Wednesday 24 December 2008

No Time for Goodbye


Title: No Time for Goodbye

Author: Linwood Barclay

Number of pages: 437

Started: 18 December 2008

Finished: 24 December 2008

Opening words:

When Cynthia woke up, it was so quiet in the house she thought it must be Saturday.
If only.
If there'd ever been a day that she needed to be a Saturday, to be anything but a school day, this was it. Her stomach was still doing the occasional somersault, her head was full of cement and it took some effort to keep it from falling forward or on to her shoulders.
Jesus, what the hell was that in the waste-paper basket next to the bed?
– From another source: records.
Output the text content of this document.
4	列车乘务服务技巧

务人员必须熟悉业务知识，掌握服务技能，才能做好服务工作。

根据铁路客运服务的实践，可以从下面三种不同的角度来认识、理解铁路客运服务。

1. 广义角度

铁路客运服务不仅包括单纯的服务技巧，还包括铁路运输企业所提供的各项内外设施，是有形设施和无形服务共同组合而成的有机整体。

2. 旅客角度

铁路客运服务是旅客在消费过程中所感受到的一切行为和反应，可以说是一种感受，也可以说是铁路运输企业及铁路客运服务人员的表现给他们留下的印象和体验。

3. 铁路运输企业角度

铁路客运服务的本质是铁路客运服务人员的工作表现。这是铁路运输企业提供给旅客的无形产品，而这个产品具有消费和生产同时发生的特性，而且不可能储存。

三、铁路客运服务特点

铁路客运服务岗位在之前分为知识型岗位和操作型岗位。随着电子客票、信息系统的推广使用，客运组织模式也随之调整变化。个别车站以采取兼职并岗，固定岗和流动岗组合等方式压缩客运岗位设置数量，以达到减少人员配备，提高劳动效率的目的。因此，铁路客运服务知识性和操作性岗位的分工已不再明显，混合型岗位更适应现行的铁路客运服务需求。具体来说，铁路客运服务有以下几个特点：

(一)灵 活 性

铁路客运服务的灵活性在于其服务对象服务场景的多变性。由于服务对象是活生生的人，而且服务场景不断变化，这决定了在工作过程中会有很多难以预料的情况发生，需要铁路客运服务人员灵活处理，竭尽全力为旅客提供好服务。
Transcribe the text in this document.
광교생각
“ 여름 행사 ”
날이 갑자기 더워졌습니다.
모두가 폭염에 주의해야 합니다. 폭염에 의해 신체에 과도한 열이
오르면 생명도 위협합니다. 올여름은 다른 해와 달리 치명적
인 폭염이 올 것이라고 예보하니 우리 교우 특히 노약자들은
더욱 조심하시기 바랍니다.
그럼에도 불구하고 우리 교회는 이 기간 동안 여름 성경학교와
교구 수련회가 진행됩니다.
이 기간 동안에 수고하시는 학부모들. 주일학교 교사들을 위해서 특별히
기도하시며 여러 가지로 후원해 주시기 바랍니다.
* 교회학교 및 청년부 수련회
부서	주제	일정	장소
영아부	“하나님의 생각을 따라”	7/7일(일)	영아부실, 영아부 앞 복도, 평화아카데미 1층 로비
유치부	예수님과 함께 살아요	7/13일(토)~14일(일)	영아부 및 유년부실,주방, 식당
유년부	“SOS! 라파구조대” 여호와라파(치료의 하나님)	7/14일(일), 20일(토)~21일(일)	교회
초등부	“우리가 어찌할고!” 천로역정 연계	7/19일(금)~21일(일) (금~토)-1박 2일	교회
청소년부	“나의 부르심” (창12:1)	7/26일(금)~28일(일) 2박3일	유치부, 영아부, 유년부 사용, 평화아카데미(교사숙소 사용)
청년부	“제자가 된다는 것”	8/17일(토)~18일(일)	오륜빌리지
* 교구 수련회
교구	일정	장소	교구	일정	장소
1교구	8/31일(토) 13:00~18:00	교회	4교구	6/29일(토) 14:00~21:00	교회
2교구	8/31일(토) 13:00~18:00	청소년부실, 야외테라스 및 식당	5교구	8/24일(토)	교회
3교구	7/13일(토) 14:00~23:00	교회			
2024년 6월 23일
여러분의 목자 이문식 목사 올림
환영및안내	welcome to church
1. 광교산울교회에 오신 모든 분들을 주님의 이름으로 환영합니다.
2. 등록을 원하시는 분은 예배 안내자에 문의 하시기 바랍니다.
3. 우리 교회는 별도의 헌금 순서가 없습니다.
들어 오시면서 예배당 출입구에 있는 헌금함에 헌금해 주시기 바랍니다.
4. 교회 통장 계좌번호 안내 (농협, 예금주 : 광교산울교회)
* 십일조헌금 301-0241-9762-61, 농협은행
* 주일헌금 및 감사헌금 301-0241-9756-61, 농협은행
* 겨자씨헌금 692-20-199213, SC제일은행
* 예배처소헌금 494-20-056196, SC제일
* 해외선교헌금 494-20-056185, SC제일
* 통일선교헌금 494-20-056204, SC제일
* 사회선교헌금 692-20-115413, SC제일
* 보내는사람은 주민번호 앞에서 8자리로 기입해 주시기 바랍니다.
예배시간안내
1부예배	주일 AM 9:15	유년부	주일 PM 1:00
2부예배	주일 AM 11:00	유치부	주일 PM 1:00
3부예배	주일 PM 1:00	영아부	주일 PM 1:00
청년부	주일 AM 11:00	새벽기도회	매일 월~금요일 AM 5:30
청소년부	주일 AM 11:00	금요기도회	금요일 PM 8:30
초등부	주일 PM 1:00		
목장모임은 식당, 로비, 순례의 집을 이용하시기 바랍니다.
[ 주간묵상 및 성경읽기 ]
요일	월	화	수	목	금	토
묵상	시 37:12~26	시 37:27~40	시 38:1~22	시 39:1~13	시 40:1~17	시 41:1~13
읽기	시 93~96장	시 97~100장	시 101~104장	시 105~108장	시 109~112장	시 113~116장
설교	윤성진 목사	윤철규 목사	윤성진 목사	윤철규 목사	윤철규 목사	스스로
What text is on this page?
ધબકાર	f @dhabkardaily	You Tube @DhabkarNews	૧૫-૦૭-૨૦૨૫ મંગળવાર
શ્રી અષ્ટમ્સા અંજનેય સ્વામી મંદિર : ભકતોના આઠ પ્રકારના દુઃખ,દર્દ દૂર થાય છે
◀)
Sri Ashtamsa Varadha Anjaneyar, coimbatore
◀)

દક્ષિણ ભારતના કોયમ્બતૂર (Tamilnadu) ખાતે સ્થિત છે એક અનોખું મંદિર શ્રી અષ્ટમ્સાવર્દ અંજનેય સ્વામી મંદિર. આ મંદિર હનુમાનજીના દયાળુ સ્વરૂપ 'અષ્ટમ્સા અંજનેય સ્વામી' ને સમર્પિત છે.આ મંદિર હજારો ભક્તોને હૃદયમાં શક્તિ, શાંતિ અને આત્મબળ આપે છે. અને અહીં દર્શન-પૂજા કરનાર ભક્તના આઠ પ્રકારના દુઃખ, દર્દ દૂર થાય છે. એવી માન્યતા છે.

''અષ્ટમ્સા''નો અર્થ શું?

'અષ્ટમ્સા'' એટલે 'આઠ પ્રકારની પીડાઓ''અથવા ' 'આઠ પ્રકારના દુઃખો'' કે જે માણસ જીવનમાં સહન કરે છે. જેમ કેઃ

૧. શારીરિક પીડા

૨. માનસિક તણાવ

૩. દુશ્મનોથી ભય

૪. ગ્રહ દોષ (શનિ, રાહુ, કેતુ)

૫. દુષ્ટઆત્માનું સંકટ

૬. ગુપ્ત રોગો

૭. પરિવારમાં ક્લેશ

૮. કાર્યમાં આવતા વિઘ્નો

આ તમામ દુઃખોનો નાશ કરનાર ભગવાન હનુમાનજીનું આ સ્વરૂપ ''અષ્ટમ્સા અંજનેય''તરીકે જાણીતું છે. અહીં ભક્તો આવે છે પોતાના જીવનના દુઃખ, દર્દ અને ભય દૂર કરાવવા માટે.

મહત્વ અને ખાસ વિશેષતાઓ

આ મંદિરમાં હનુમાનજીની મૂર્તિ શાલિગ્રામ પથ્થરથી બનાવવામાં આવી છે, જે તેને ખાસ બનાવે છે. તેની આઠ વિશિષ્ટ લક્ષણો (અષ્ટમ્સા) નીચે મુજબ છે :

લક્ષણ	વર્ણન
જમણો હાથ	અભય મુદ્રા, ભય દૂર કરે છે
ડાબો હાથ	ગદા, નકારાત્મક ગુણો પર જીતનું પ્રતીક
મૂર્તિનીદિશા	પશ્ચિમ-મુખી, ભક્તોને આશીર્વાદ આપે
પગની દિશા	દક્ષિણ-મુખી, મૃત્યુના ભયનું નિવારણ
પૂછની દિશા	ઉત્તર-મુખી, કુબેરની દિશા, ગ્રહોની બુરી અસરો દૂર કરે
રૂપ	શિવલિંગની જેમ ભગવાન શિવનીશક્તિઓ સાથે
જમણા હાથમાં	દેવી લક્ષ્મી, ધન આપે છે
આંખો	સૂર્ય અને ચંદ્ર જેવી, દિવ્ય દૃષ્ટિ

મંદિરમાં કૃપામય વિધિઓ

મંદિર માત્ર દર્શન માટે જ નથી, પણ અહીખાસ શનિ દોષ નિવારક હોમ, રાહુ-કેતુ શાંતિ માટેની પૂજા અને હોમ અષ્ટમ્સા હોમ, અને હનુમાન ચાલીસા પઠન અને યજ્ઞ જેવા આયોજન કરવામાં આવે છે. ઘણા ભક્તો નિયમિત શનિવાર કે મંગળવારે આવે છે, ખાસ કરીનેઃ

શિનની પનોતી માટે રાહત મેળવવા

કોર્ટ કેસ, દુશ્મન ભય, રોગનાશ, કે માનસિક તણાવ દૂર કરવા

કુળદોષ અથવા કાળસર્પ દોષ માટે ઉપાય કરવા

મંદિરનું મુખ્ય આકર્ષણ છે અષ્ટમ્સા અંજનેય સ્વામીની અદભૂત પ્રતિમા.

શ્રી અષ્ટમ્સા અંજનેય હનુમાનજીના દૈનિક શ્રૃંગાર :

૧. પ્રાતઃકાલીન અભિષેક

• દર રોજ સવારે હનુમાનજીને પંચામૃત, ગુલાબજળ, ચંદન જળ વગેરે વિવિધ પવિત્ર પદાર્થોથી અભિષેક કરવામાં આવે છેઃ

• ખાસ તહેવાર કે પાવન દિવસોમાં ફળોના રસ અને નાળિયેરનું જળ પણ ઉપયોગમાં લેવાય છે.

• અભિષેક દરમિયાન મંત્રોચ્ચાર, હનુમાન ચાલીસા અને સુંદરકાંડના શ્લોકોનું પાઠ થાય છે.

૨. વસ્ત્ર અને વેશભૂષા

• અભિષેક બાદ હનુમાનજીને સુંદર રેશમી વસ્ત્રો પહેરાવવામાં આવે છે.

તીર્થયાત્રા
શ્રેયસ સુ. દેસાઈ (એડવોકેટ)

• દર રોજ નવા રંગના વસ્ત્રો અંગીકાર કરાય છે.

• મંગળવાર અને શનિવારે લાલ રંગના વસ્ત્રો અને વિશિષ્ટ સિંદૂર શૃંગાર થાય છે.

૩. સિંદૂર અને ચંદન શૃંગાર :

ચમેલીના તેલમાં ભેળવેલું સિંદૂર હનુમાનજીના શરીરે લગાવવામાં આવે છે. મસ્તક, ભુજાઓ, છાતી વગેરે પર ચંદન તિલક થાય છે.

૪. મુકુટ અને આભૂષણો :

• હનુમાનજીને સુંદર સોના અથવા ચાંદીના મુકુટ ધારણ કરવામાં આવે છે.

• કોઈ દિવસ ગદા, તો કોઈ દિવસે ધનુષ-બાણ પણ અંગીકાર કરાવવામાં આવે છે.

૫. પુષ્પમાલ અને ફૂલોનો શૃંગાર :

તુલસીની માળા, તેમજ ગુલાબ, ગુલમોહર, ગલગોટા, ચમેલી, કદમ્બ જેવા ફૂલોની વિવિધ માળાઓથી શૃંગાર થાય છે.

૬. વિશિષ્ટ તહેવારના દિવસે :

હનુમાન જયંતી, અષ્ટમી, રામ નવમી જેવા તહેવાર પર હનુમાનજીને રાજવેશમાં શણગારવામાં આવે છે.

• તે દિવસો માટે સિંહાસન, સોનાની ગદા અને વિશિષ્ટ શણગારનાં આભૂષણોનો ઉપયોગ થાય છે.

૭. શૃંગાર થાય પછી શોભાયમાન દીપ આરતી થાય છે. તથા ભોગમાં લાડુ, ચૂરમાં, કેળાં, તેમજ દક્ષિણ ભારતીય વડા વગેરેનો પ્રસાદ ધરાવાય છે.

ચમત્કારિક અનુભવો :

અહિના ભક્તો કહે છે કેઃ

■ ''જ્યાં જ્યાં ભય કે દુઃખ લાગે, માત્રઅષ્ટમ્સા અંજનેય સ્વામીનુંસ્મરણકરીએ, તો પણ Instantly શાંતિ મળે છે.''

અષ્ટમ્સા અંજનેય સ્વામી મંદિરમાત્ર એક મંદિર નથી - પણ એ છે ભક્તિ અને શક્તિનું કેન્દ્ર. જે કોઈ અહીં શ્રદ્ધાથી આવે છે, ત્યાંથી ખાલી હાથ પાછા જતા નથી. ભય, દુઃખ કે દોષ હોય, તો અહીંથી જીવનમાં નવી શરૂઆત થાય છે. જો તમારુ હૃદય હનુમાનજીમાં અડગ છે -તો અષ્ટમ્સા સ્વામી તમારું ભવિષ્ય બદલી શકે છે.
She couldn't even remember throwing up in the night, but if she needed evidence, there it was.



Read an extract here

Plot summary:

On the morning she will never forget, suburban teenager Cynthia Archer awakes with a nasty hangover and a feeling she is going to have an even nastier confrontation with her mom and dad. She isn't. Instead, the house is empty, with no sign of her parents or younger brother Todd. At first she just thinks it's weird, then more and more scary, until finally the terrfiying reality hits her: in the blink of an eye, without any explanation, her family has simply disappeared. Twenty-five years later the mystery is no nearer to being solved and Cynthia is still haunted by unanswered questions. Were her family murdered? If so, why was she spared? And if they're alive, why did they abandon her in such a cruel way? Now married with a daughter of her own, Cynthia knows that without answers - however shocking they might prove to be - she will never be emotionally or psychologically whole, living in daily fear that her new family will be taken from her just as her first one was. And so she agrees to take part in a TV documentary revisiting the case, in the hope that somebody somewhere will remember something - or even that her father, mother or brother might finally reach out to her... First nothing. Then just a few crackpots and scam artists coming out of the woodwork. And then the letter, a letter which makes no sense and yet chills Cynthia to the core. And soon she begins to realize that stirring up the past could be the worst mistake she has ever made.


What I thought:

This was a very readable book. Not entirely convincing and not always well written but quite a page turner. It had a fairly decent plot, which did not always ring true and maybe didn’t have the most believable ending, but it was a reasonable read, if you can suspend your belief over certain aspects of it. This was a Richard and Judy Book Club book and you can take that as a recommendation or otherwise as you see fit.

A reasonable distraction if not entirely convincing.